In a new WRI Insights article, Dr Charles Barber, Director of the Nature Crime Alliance, shares analysis on the overlooked role of nature crime as a driver of deforestation in the Amazon.
The 2024 spike in Amazon forest loss, highlighted by World Resources Institute’s Global Forest Watch platform, was due in large part to one of the worst fire seasons on record. But what’s often missed is the fact that recent fires in tropical primary forests are by no means a “natural” disaster. Rather, the conflagration represents a perfect storm of climate change-induced environmental conditions, governance failures and unchecked, organized criminality.
A recent survey of government data concluded that 91% of forest loss in the Brazilian Amazon is linked to illegal activity like land-clearing for agriculture and artisanal mining, often orchestrated by well-structured international criminal enterprises.

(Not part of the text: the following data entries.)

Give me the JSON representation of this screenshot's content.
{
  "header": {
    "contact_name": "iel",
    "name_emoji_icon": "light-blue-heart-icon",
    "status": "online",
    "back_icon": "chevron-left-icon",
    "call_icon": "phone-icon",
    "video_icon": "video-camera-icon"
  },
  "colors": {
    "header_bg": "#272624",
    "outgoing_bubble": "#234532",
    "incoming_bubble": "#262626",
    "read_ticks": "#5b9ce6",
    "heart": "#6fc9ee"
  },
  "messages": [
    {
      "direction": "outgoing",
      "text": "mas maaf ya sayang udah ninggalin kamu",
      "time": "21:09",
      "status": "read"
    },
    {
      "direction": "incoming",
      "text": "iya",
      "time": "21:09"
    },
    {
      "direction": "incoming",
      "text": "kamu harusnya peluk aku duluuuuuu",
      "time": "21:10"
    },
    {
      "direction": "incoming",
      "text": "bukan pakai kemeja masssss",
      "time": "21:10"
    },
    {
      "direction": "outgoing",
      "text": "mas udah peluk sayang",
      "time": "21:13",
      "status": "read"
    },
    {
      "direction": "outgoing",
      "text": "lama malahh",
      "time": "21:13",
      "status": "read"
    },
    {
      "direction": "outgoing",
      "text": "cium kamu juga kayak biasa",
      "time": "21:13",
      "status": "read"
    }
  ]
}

Writing for WRI Insights, Dr Charles Barber, Director of Natural Resources Governance and Policy at WRI, which hosts the Nature Crime Alliance, explores crime in the Amazon and its environmental impact.
The article highlights:
- How criminal infrastructure built principally for cocaine is increasingly facilitating illegal deforestation, timber trafficking and illegal gold mining, via control of transport routes, corruption and intimidation of local authorities and communities, as well as the fear of violence.
- The targeting of Indigenous territories by organised crime groups and the impact on deforestation (see graphic below)
- Strategies for tackling nature crime and its convergence with other criminality in the Amazon.